I conjectured, and truly as I afterward learned, that I was in my friend's private sanctuary. It was his spiritual lavatory, in which he made daily ablutions, a service in which the soul lays aside the forms necessary in public worship and stands unveiled before its God.

It was a rare honor he paid me, in permitting me to accompany him. And he repeated it every morning during my stay in his house, except on one or two occasions. It speedily became almost a necessity to me. You know how it is when you have formed a habit of exercising your muscles in a gymnasium. If you leave it off, you are uncomfortable, you have a feeling that you have cheated your body out of its right. It was so with me, when for any reason I was obliged to forego this higher exercise. I was heavy in spirit, my conscience accused me of a wrong to one of the "selfs" in me,—for we have several selfs, I think.

There was not always music. Sometimes a wonderful voice chanted psalms and praises, and recited poems that troubled the soul's deepest waters. At first I did not understand the words, of course, but the intonations spoke to me the same as music does. And I felt that I knew what the words expressed. p. 13

Often there was nothing there but The Presence, which hushed our voices and set our souls in tune with heavenly things. No matter, I was fed and satisfied.

At the end of a sweet half-hour, the music died away, and we rose and passed out of the sacred place. I longed to question Severnius, but was powerless.

He led the way down into the library, which was just off the wide entrance hall. Books were ranged round the walls on shelves, the same as we dispose ours. But they were all bound in white cloth or white leather.

The lettering on the backs was gold.

I took one in my hand and flipped its leaves to show Severnius that I knew what a book was. He was delighted. He asked me, in a language which he and I had speedily established between ourselves, if I would not like to learn the Marsian tongue. I replied that it was what I wished above all things to do. We set to work at once. His teaching was very simple and natural, and I quickly mastered several important principles.

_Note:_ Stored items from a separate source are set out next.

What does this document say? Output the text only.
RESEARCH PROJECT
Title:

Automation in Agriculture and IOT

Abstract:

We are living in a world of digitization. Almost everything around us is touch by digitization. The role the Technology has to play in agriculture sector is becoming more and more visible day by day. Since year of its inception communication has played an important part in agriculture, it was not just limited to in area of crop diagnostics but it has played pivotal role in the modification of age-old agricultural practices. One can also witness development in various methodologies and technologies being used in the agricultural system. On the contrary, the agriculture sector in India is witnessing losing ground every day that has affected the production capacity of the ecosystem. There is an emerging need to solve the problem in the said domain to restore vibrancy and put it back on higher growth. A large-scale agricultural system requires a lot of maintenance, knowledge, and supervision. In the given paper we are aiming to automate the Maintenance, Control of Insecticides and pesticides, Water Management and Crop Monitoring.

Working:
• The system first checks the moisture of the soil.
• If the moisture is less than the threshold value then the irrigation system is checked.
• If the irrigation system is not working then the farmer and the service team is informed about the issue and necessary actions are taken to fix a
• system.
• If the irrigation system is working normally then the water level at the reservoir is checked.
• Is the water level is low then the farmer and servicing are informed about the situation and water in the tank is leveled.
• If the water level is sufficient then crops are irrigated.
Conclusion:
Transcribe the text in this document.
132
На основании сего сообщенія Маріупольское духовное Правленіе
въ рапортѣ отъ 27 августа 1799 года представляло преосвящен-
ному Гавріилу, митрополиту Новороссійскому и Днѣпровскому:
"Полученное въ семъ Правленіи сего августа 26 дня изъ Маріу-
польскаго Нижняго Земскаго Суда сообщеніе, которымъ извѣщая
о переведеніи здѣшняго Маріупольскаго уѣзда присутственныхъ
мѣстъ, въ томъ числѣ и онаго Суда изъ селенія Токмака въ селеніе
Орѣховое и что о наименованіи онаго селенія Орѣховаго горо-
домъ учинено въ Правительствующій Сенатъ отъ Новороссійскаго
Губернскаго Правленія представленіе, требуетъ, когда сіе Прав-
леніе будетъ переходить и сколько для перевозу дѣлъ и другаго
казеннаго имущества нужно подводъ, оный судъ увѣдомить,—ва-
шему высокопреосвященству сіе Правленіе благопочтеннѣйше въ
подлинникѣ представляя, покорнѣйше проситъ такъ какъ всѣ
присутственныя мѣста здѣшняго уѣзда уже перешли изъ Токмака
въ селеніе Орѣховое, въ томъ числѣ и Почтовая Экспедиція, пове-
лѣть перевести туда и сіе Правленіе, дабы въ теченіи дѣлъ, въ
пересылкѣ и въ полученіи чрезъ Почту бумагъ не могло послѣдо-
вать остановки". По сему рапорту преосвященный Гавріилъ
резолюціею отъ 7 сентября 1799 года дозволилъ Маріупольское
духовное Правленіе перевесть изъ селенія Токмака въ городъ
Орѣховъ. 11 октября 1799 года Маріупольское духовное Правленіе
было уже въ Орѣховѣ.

After a little a servant announced some visitors, and Severnius went out into the hall to receive them. He left the door open, and I saw that the visitors were the astronomers I had met the night before. They asked to see me, and Severnius ushered them into the library. I stood up and shook hands with each one, as he advanced, and repeated their own formula for "How do you do!" which quite amused them. I suppose the words sounded very parrot-like,—I did not know where to put the accent. They congratulated me with many smiles and gesticulations on my determination to learn the language,—Severnius having explained this fact to them. He also told them that I had perhaps better be left to myself and him until I had mastered it, when of course I should be much more interesting to them and they to me. p. 14 They acquiesced, and with many bows and waves of the hand, withdrew.

The language, I found, was not at all difficult,—not so arbitrary as many of our modern languages. It was similar in form and construction to the ancient languages of southern Europe. The proper names had an almost familiar sound. That of the country I was in was Paleveria. The city was called Thursia, and there was a river flowing through it,—one portion of Severnius’ grounds, at the back of the house, sloped to it,—named the Gyro.